ABOVE: A mouse brain section highlighting the hippocampus (green) is overlaid with the molecular structures of the anesthetics isoflurane (purple), medetomidine/midazolam/fentanyl (orange), and ketamine/xylazine (red).
SIMON WIEGERT

After general anesthesia, a common problem that shows up in older adults is cognitive deficits, particularly memory loss, but it’s not clear why or how they happen. In a study published today (April 1) in PLOS Biologyresearchers have taken a step toward understanding how anesthetic drugs affect the hippocampus, a brain region involved in memory formation and storage. They tested three anesthesia treatments in mice and determined that isoflurane, an inhaled anesthetic commonly used by itself in animal studies and sometimes in combination with other drugs in people, was the least disruptive to hippocampal neurons and didn’t affect memory formation and consolidation.

The authors “not only looked at the onset of the effects and the changes during the acute phase of anesthesia, but like many studies have not done in the past, they’ve also looked at what happens after the drugs wash out,” says Beverley Orser, an anesthesiologist and neuroscientist at the University of Toronto who did not participate in the study. “The results challenge a very fundamental notion that I think the public—and many investigators even—assume.
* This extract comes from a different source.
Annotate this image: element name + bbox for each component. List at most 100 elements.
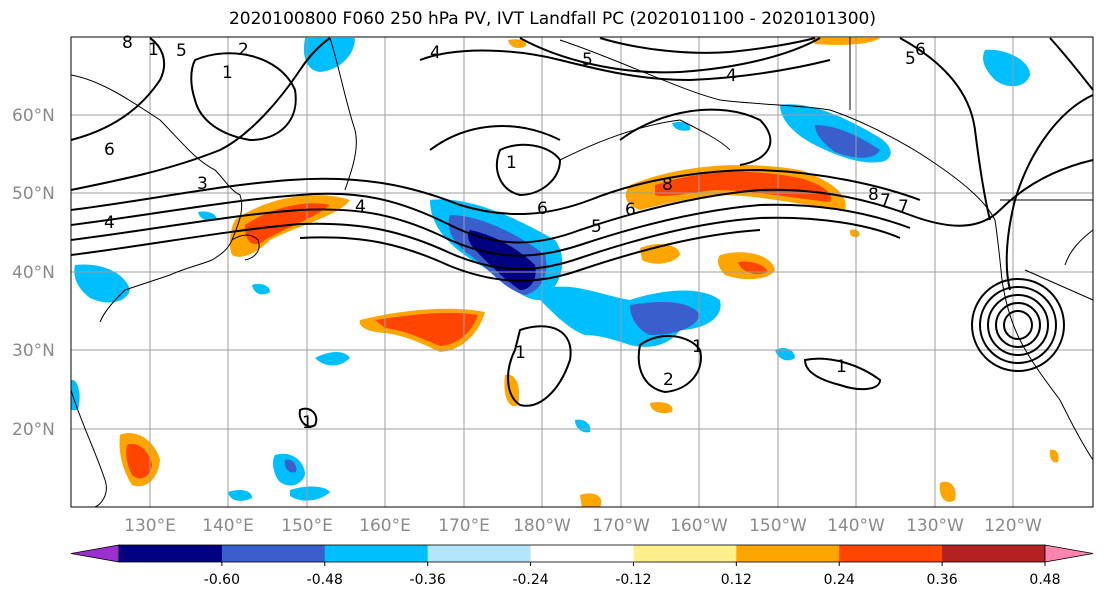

And that is, once the drugs have been eliminated from the body, the brain goes back to baseline state. And that’s not the case.”
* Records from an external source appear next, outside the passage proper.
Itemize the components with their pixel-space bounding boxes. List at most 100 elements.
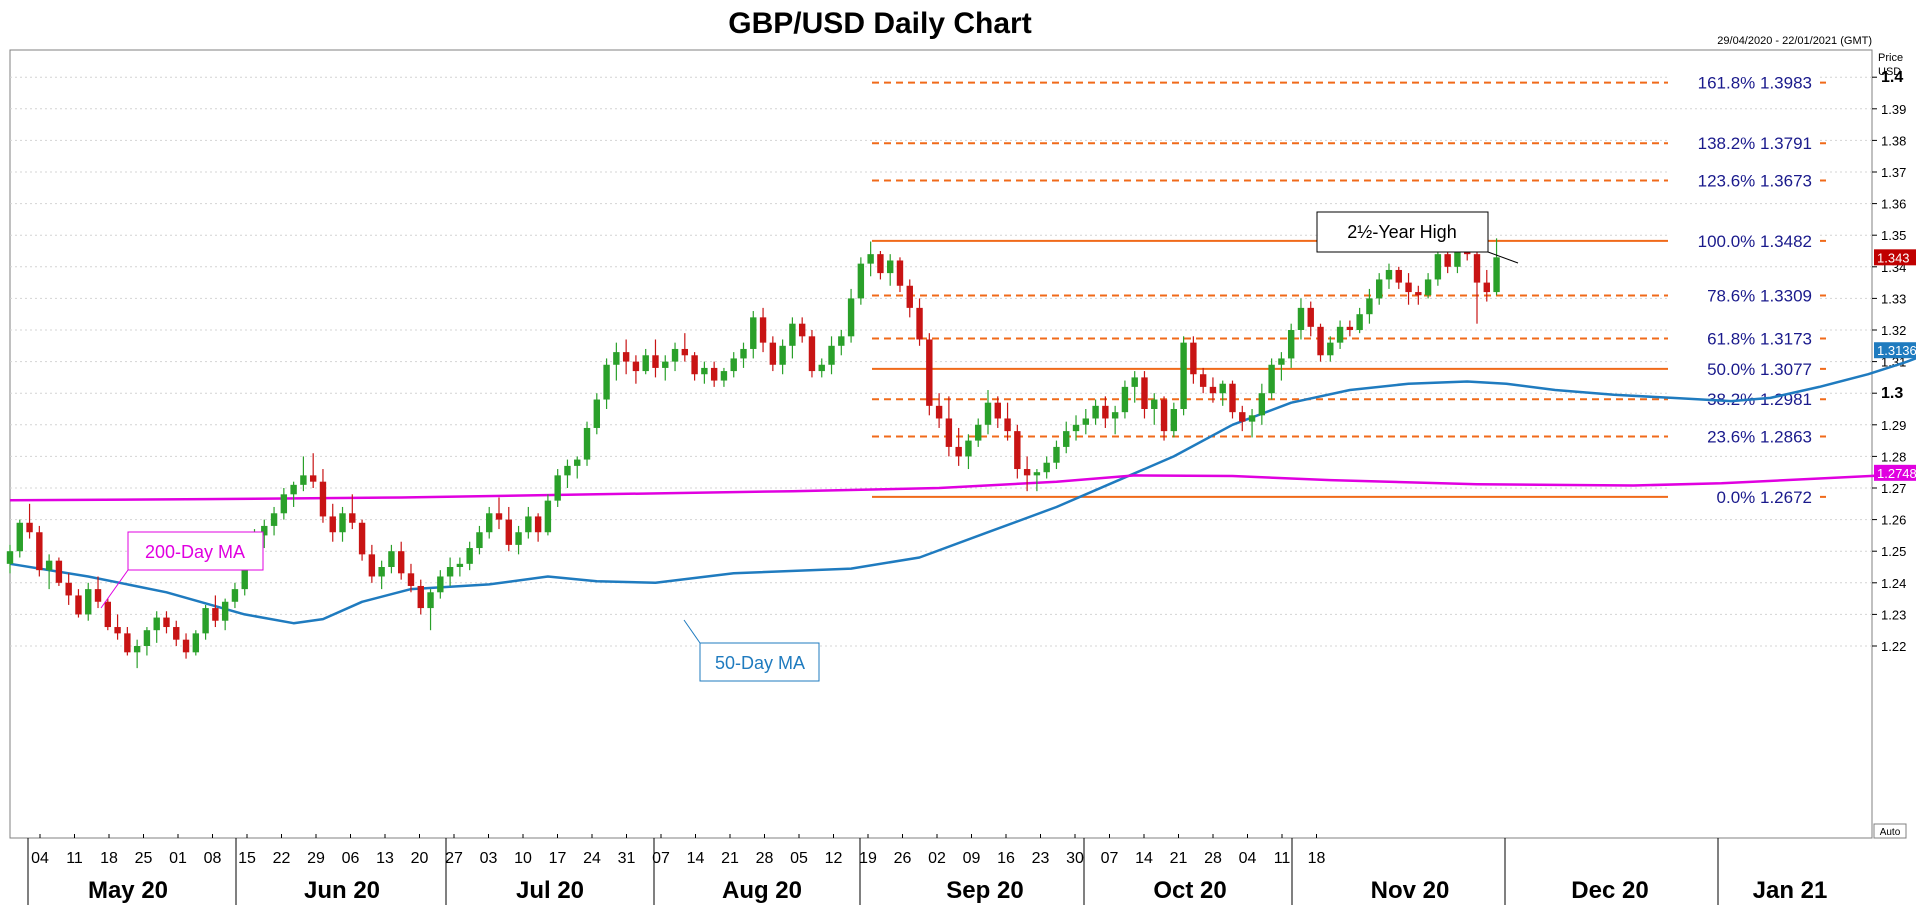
candle xyxy=(45,554,53,590)
candlesticks xyxy=(6,222,1500,669)
candle xyxy=(290,481,297,507)
ma50-annotation-text: 50-Day MA xyxy=(715,653,805,673)
candle xyxy=(55,557,63,586)
candle xyxy=(769,336,777,372)
x-axis: 04 11 18 25 01 08 15 22 29 06 13 20 27 03 10 17 24 31 07 14… xyxy=(27,834,1827,905)
candle-body xyxy=(6,551,14,564)
candle xyxy=(534,513,542,542)
price-axis-label: Price xyxy=(1878,52,1903,64)
candle-body xyxy=(270,513,278,526)
candle-body xyxy=(1219,383,1226,394)
y-tick-label: 1.27 xyxy=(1881,481,1906,496)
x-month-label: Oct 20 xyxy=(1153,877,1226,904)
x-day-label: 07 xyxy=(1101,850,1119,867)
candle xyxy=(1092,399,1099,425)
y-tick-label: 1.23 xyxy=(1881,607,1906,622)
price-tag xyxy=(1874,342,1916,359)
candle xyxy=(1307,301,1314,337)
candle-body xyxy=(603,364,610,400)
candle-body xyxy=(1082,418,1089,425)
candle xyxy=(270,506,278,536)
candle xyxy=(583,421,591,466)
moving-averages xyxy=(9,356,1916,625)
fib-label-bg xyxy=(1668,328,1820,349)
candle xyxy=(1287,323,1295,368)
y-tick-label: 1.38 xyxy=(1881,133,1906,148)
fib-level-label: 50.0% 1.3077 xyxy=(1707,360,1812,379)
candle-body xyxy=(1336,326,1344,343)
y-tick-label: 1.31 xyxy=(1881,355,1906,370)
candle xyxy=(662,355,669,381)
fib-label-bg xyxy=(1668,486,1820,507)
candle-body xyxy=(153,617,160,631)
fib-level-label: 61.8% 1.3173 xyxy=(1707,330,1812,349)
ma50-line xyxy=(9,356,1916,625)
candle xyxy=(574,456,581,479)
candle xyxy=(1180,336,1187,416)
candle-body xyxy=(525,516,532,533)
candle xyxy=(525,506,532,539)
x-day-label: 11 xyxy=(1274,850,1291,867)
candle-body xyxy=(1376,279,1383,299)
candle xyxy=(456,557,464,577)
high-callout-line xyxy=(1487,251,1519,264)
price-tag-label: 1.3136 xyxy=(1877,343,1916,358)
candle-body xyxy=(192,633,200,653)
candle xyxy=(779,339,786,375)
candle-body xyxy=(554,475,561,501)
candle xyxy=(358,519,366,561)
x-day-label: 15 xyxy=(238,850,256,867)
candle xyxy=(975,418,982,447)
candle xyxy=(192,630,200,656)
candle-body xyxy=(466,548,473,564)
ma200-annotation-box xyxy=(127,531,264,571)
y-tick-label: 1.36 xyxy=(1881,197,1906,212)
x-day-label: 18 xyxy=(100,850,118,867)
candle-body xyxy=(877,254,884,274)
candle-body xyxy=(1258,393,1266,416)
candle xyxy=(407,563,415,593)
candle xyxy=(857,257,865,305)
candle xyxy=(955,427,962,466)
candle xyxy=(1346,320,1354,337)
candle-body xyxy=(798,323,806,337)
candle-body xyxy=(1239,412,1246,422)
candle xyxy=(133,639,141,669)
candle xyxy=(1111,405,1119,435)
candle-body xyxy=(681,348,689,356)
candle xyxy=(671,342,679,372)
candle-body xyxy=(642,355,649,372)
x-day-label: 27 xyxy=(445,850,463,867)
candle xyxy=(1004,402,1011,441)
x-day-label: 29 xyxy=(307,850,325,867)
candle-body xyxy=(388,551,395,567)
auto-button[interactable] xyxy=(1873,823,1907,839)
chart-title: GBP/USD Daily Chart xyxy=(728,7,1031,40)
candle-body xyxy=(45,560,53,571)
candle xyxy=(1268,358,1275,400)
candle-body xyxy=(1014,431,1021,470)
candle xyxy=(1483,269,1490,302)
candle xyxy=(1248,409,1256,438)
candle-body xyxy=(124,633,131,653)
candle-body xyxy=(55,560,63,583)
candle-body xyxy=(1131,377,1138,387)
ma200-annotation: 200-Day MA xyxy=(100,531,264,609)
candle xyxy=(261,519,268,549)
candle xyxy=(231,582,239,609)
candle-body xyxy=(662,361,669,368)
candle-body xyxy=(212,608,219,621)
candle-body xyxy=(1356,314,1363,330)
candle xyxy=(789,317,796,359)
candle xyxy=(1229,380,1236,419)
candle xyxy=(613,342,620,381)
candle-body xyxy=(808,336,816,372)
candle-body xyxy=(1043,462,1050,473)
candle xyxy=(1278,352,1285,381)
candle xyxy=(808,330,816,378)
candle xyxy=(280,488,288,520)
candle-body xyxy=(143,630,151,646)
candle xyxy=(1336,320,1344,349)
candle xyxy=(202,604,209,640)
auto-button-label[interactable]: Auto xyxy=(1880,827,1901,838)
The work began when Simon Wiegert, a neuroscientist at the Center for Molecular Neurobiology Hamburg in Germany, and colleagues set out to image the connections between neurons in the hippocampus to figure out how individual synapses contribute to memory formation. Before looking closely at small structures in mice, researchers typically anesthetize the animals so they’re not moving, which allows much more precise and efficient imaging. “We wondered, when we do this under anesthesia, whether this would affect the activity or the stability of the synapses themselves,” he says.

When the researchers combed through previously published work for clues about how activity patterns in the brain are altered during anesthesia, they realized that while there were some studies that looked at a particular anesthetic, there wasn’t any systematic work on the effects of different anesthetics on hippocampal activity. The team picked three common anesthetic regimes: inhaled isoflurane; a combination of the sedative medetomidine, the anti-anxiety medication midazolam, and the pain reliever fentanyl (MMF, which is used in animals); and ketamine and xylazine together, which are given to both animals and human patients. While commonly used solo in animal studies, isoflurane is not usually administered by itself in people, due to its potential to irritate the respiratory tract and cause low blood pressure in some patients.
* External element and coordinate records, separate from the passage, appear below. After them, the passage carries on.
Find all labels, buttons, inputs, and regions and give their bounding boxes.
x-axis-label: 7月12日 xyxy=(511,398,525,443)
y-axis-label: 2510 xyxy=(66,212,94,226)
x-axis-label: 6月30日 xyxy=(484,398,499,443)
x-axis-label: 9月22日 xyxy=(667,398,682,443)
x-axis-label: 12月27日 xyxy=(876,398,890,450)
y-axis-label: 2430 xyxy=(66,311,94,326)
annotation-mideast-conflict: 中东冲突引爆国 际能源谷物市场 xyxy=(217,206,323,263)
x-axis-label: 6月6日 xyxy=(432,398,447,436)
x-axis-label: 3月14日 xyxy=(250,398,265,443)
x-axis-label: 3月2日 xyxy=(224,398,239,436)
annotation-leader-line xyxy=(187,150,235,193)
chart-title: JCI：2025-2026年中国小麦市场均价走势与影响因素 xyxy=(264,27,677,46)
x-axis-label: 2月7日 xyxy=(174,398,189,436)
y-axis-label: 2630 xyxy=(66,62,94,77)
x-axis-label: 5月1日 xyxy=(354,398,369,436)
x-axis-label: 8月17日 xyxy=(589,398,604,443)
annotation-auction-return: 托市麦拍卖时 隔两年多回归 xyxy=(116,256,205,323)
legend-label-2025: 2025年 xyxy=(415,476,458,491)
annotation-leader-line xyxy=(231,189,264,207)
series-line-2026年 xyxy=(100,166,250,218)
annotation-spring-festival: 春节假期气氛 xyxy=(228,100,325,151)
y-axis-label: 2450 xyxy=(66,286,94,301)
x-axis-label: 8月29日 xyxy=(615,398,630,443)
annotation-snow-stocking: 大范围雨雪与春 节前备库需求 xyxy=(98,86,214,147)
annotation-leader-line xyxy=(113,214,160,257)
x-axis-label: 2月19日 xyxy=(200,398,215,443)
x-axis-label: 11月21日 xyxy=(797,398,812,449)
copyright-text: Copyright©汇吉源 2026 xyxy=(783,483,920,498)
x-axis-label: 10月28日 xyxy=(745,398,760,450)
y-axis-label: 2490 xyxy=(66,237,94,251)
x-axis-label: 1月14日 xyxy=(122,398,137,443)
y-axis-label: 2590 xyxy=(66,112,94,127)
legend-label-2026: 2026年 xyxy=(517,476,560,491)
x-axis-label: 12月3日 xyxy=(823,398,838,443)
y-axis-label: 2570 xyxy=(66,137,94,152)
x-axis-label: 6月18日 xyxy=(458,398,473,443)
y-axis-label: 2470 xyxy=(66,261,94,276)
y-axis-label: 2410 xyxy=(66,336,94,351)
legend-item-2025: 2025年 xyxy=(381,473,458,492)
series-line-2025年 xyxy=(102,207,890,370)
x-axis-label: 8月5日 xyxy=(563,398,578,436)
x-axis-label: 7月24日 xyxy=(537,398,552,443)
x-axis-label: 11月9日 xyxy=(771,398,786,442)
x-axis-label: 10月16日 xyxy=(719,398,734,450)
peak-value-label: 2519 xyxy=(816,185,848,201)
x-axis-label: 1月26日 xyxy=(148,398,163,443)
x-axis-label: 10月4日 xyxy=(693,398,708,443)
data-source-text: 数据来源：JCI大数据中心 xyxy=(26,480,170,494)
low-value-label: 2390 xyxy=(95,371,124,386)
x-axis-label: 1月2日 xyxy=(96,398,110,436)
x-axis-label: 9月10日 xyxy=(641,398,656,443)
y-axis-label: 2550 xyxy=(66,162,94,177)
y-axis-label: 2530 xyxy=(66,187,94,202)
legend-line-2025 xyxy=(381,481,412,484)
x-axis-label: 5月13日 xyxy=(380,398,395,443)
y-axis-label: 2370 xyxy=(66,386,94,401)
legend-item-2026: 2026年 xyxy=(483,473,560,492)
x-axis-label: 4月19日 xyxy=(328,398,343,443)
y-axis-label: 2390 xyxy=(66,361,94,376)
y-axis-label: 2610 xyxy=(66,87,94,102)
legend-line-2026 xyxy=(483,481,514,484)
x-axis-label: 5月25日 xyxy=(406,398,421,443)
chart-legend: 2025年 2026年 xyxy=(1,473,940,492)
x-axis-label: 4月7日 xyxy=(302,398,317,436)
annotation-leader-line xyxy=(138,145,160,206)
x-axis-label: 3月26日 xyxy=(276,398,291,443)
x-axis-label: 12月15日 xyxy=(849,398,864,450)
The researchers administered each anesthetic to adult mice and then took electrophysiological recordings of overall activity in the hippocampus. They also visualized the region’s electrical activity with calcium imaging, which provides a precise look at single cells, but with more limited temporal resolution. “Therefore, we could do this comparison of hippocampal activity with microscopy and electrophysiology and the two techniques complement each other,” Wiegert tells The Scientist. 

The authors found that isoflurane exerted the mildest effects on activity in the hippocampus, even when applied for up to four hours. But animals treated with either ketamine–xylazine or MMF showed disrupted hippocampal activity and deficits in both memory formation and consolidation—in the case of MMF, for up to six hours after another drug was given to antagonize the anesthetic and wake the animals up. The mice “wake up within a couple of minutes, and they’re pretty mobile, and they look like they really recovered from the anesthesia,” explains Wiegert. “Even though the animal is awake, the brain activity is not as it was before.”

“The most potent effects of general anesthetics relate to memory systems but these amnesic effects have been relatively understudied to this level of detail in the hippocampus,” writes George Mashour, an anesthesiologist and neuroscientist at the University of Michigan who was not involved in the study, in an email to The Scientist. In terms of next steps, “two of the three anesthetic combinations tested in this study are used primarily in animal experiments,” he adds. “Additional investigation using experimental models that include other anesthetic regimens commonly used in humans and that also include a surgical intervention will help translate these findings to clinical care.”

“The most important [next step] is to document that these deficits occur [and] understand the behavioral domains that are most vulnerable,” says Orser. “That will help us understand the receptors and networks that are involved, and then obviously develop from there prevention and mitigation strategies. Right now, there are precious few.”

W. Yang et al., “Anesthetics fragment hippocampal network activity, alter spine dynamics, and affect memory consolidation,” PLOS Biol, doi:10.1371/journal.pbio.3001146, 2021.